Rosetta Comet Rendezvous: Lander Mission In November And Year-Long Ride Await Spacecraft
The Rosetta comet rendezvous is a success after the European Space Agency guided the spacecraft to its target Tuesday. From its launch in 2004 to hibernation in 2011 to waking up in January 2014, Rosetta has spent more than a decade chasing down comet 67P/Churyumov-Gerasimenko and is the first spacecraft to orbit around a comet.
“After 10 years, five months and four days traveling towards our destination, looping around the sun five times and clocking up 6.4 billion kilometers, we are delighted to announce finally ‘we are here’,” Jean-Jacques Dordain, ESA’s director general, said in a statement.
Comets are considered "building blocks of the solar system," and the data collected from 67P/Churyumov-Gerasimenko could lead to new insights into the evolution of the solar system and, possibly, how life formed on Earth, notes ESA. Rosetta and comet 67P/Churyumov-Gerasimenko are currently between Mars and Jupiter, around 405 million kilometers (around 250 million miles) from Earth, notes ESA.
Rosetta began a series of burns in May to correct its orbit and reduce its velocity. The spacecraft completed its final thruster burn to reduce its speed at 3 a.m. EDT and the team at the ESA’s headquarters in Darmstadt, Germany, cheered when the operations team confirmed Rosetta reached the comet, with Sylvain Lodiot, the operations manager, exclaiming, “We’re at the comet!”
Rosetta has sent back photos of comet 67P/Churyumov–Gerasimenko from just 80 miles away, reports NASA. In the image, surface features can be clearly seen, such as craters and cliffs.
Rosetta’s arrival at the comet marks the beginning of the next scientific phase. The spacecraft will perform a triangular path around the comet that will put Rosetta as close as 30 kilometers (around 18 miles). Rosetta has a suite of 11 scientific instruments which will be used to analyze the gas of the coma, or atmosphere, and the tail, dust grain composition and distribution, comet dust, and the physical structure of the comet's nucleus.
As part of the Rosetta mission, the spacecraft will travel along with the comet as it makes it way around the sun, through the end of 2015. Prior to that, Rosetta will place a lander on the comet, scheduled for Nov. 11, 2014. ESA will have to identify a landing location by the end of August.

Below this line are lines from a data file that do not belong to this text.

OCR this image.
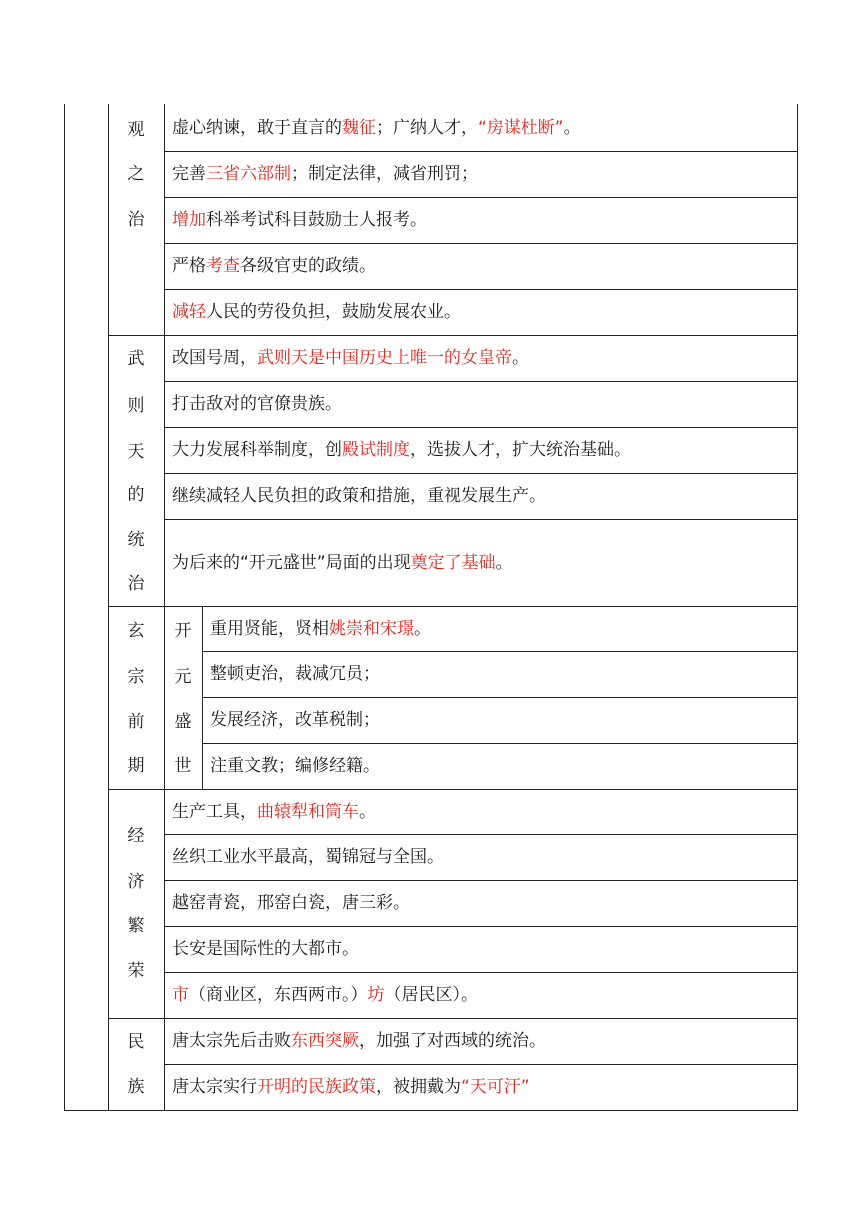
观
之
治
虚心纳谏，敢于直言的魏征；广纳人才，“房谋杜断”。
完善三省六部制；制定法律，减省刑罚；
增加科举考试科目鼓励士人报考。
严格考查各级官吏的政绩。
减轻人民的劳役负担，鼓励发展农业。
武
则
天
的
统
治
改国号周，武则天是中国历史上唯一的女皇帝。
打击敌对的官僚贵族。
大力发展科举制度，创殿试制度，选拔人才，扩大统治基础。
继续减轻人民负担的政策和措施，重视发展生产。
为后来的“开元盛世”局面的出现奠定了基础。
玄
宗
前
期
开
元
盛
世
重用贤能，贤相姚崇和宋璟。
整顿吏治，裁减冗员；
发展经济，改革税制；
注重文教；编修经籍。
经
济
繁
荣
生产工具，曲辕犁和筒车。
丝织工业水平最高，蜀锦冠与全国。
越窑青瓷，邢窑白瓷，唐三彩。
长安是国际性的大都市。
市（商业区，东西两市。）坊（居民区）。
民
族
唐太宗先后击败东西突厥，加强了对西域的统治。
唐太宗实行开明的民族政策，被拥戴为“天可汗”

"Operationally we need to find a safe landing site, away from too much surface roughness, and have a site that has sufficient sunlight to ensure the lander can recharge itself. We also must consider having sufficient line of sight with the orbiter to transmit to Earth. In addition, we will consider the scientific aspects of the surface, determining which features are more interesting than others, which will be part of the hot discussions in the next months," said Matt Taylor, a Rosetta project scientist, in an interview with IBTimes.